We’ll use Axios to make a JSON POST request to the API as required.
const axios = require("axios");
const setFridgeState = function (desiredState) {
axios
.post(process.env.OUTLET_URL, {
apiKey: process.env.OUTLET_API_KEY,
device: process.env.OUTLET_DEVICE_NAME,
powerState: desiredState,
})
.then((res) => {
logger_.info(
`Successfully set fridge to state (${desiredState}): `,
res.data
);
})
.catch((err) => {
logger_.error(`Failed to set fridge to state (${desiredState}): `, err);
});
};
Now we can invoke the setFridgeState
function from our heuristic code to turn off the fridge and use the powerCycleWaitTime
variable to tell it how long to wait before turning the fridge back on.
const dutyLoop = function(){
//...
// Remediate the problem...
state.lastPowerReset = now;
setFridgeState("off");
setTimeout(() => {
logger_.info(
`Powering fridge back on after (${state.powerCycleWaitTime}) minutes...`
);
setFridgeState("on");
}, state.powerCycleWaitTime * 60000);
//...
}
Conclusion
We now have a system that detects when the metric is over a threshold for a specified period of time, triggers a remediation step to bring the metric back under the threshold, and then cools down before trying to remediate again.
Or in normal terms: if the freezer is getting too warm we turn the fridge off and wait 15 minutes and turn it back on.

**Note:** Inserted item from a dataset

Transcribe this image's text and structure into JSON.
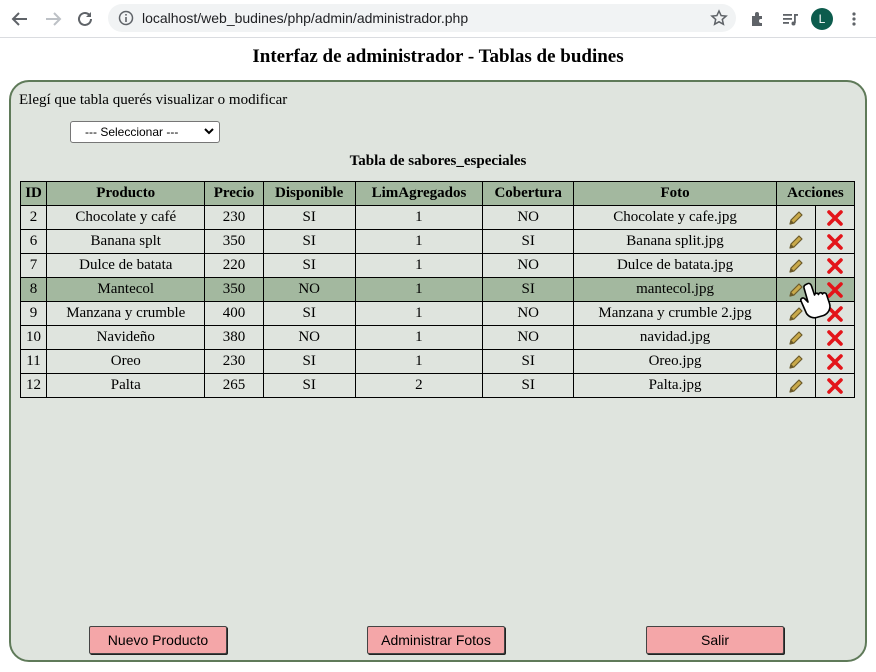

But we don’t try this more than once in an hour to let the compressor do its work.
The full source code can be found here, but I hope nobody is in a situation where you have to use it.

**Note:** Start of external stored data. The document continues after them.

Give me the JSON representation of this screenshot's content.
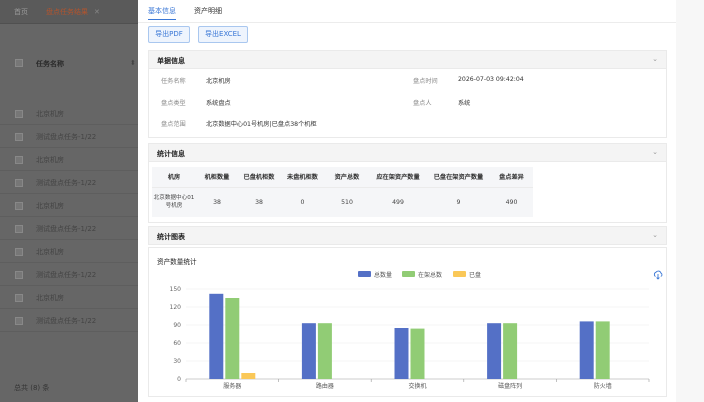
{
  "background": {
    "tabs": [
      {
        "label": "首页"
      },
      {
        "label": "盘点任务结果",
        "close": "✕"
      }
    ],
    "header_label": "任务名称",
    "sort_glyph": "⬍",
    "rows": [
      {
        "label": "北京机房"
      },
      {
        "label": "测试盘点任务-1/22"
      },
      {
        "label": "北京机房"
      },
      {
        "label": "测试盘点任务-1/22"
      },
      {
        "label": "北京机房"
      },
      {
        "label": "测试盘点任务-1/22"
      },
      {
        "label": "北京机房"
      },
      {
        "label": "测试盘点任务-1/22"
      },
      {
        "label": "北京机房"
      },
      {
        "label": "测试盘点任务-1/22"
      }
    ],
    "footer": "总共 (8) 条"
  },
  "drawer": {
    "tabs": [
      {
        "label": "基本信息",
        "active": true
      },
      {
        "label": "资产明细",
        "active": false
      }
    ],
    "buttons": [
      {
        "label": "导出PDF"
      },
      {
        "label": "导出EXCEL"
      }
    ],
    "sections": {
      "basic": {
        "title": "单据信息",
        "task_name_label": "任务名称",
        "task_name": "北京机房",
        "time_label": "盘点时间",
        "time": "2026-07-03 09:42:04",
        "type_label": "盘点类型",
        "type": "系统盘点",
        "person_label": "盘点人",
        "person": "系统",
        "scope_label": "盘点范围",
        "scope": "北京数据中心01号机房|已盘点38个机柜"
      },
      "stats": {
        "title": "统计信息",
        "columns": [
          "机房",
          "机柜数量",
          "已盘机柜数",
          "未盘机柜数",
          "资产总数",
          "应在架资产数量",
          "已盘在架资产数量",
          "盘点差异"
        ],
        "row": [
          "北京数据中心01号机房",
          "38",
          "38",
          "0",
          "510",
          "499",
          "9",
          "490"
        ]
      },
      "charts": {
        "title": "统计图表"
      }
    }
  },
  "chart_data": {
    "type": "bar",
    "title": "资产数量统计",
    "categories": [
      "服务器",
      "路由器",
      "交换机",
      "磁盘阵列",
      "防火墙"
    ],
    "series": [
      {
        "name": "总数量",
        "color": "#5470c6",
        "values": [
          142,
          93,
          85,
          93,
          96
        ]
      },
      {
        "name": "在架总数",
        "color": "#91cc75",
        "values": [
          135,
          93,
          84,
          93,
          96
        ]
      },
      {
        "name": "已盘",
        "color": "#fac858",
        "values": [
          10,
          0,
          0,
          0,
          0
        ]
      }
    ],
    "ylim": [
      0,
      150
    ],
    "yticks": [
      "0",
      "30",
      "60",
      "90",
      "120",
      "150"
    ],
    "grid": true,
    "legend": "top-center"
  },
  "icons": {
    "download": "download-icon",
    "chevron": "chevron-down-icon"
  }
}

This was a fun project that let me use tools from the SRE toolbox to solve an everyday problem and the best part is that it actually works! The compressor didn’t turn on last night around 1:30 AM and the system recognized it before the freezer got to 30F and corrected it without any weird bugs! I now no longer have to worry about food spoiling in the fridge overnight because the fridge forgot to cool things.

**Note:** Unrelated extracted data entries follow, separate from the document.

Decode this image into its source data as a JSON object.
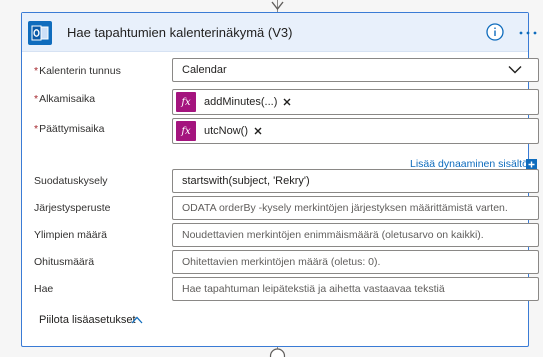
{
  "card": {
    "title": "Hae tapahtumien kalenterinäkymä (V3)",
    "accent_color": "#3a7bd5",
    "header_bg": "#e8f0fb",
    "icons": {
      "app": "outlook-icon",
      "info": "info-icon",
      "more": "more-options-icon"
    }
  },
  "fields": {
    "calendar": {
      "label": "Kalenterin tunnus",
      "required": "*",
      "value": "Calendar",
      "icon": "chevron-down-icon"
    },
    "start": {
      "label": "Alkamisaika",
      "required": "*",
      "token": {
        "symbol": "fx",
        "text": "addMinutes(...)",
        "color": "#a4147e"
      }
    },
    "end": {
      "label": "Päättymisaika",
      "required": "*",
      "token": {
        "symbol": "fx",
        "text": "utcNow()",
        "color": "#a4147e"
      }
    },
    "dynamic_content_link": "Lisää dynaaminen sisältö",
    "filter": {
      "label": "Suodatuskysely",
      "value": "startswith(subject, 'Rekry')"
    },
    "order": {
      "label": "Järjestysperuste",
      "placeholder": "ODATA orderBy -kysely merkintöjen järjestyksen määrittämistä varten."
    },
    "top": {
      "label": "Ylimpien määrä",
      "placeholder": "Noudettavien merkintöjen enimmäismäärä (oletusarvo on kaikki)."
    },
    "skip": {
      "label": "Ohitusmäärä",
      "placeholder": "Ohitettavien merkintöjen määrä (oletus: 0)."
    },
    "search": {
      "label": "Hae",
      "placeholder": "Hae tapahtuman leipätekstiä ja aihetta vastaavaa tekstiä"
    }
  },
  "advanced_toggle": {
    "label": "Piilota lisäasetukset",
    "icon": "chevron-up-icon"
  }
}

One more thing I might consider adding to the system is a notification to my email when a remediation attempt is made so I can see if this problem is getting worse or if there might be an issue with the code if it tries to remediate at high frequency.
Please note that all of this code for this project is really just duct taped together to fix my fridge and not representative of the code I typically write on “important” projects. The gohome code is a bit more polished so go look at that instead.
The total Bill of Materials for the project was around $50 including one Gosund outlet, one Raspberry Pi 3B+, and one Inkbird IBS-TH2.
That’s all folks, thanks for reading.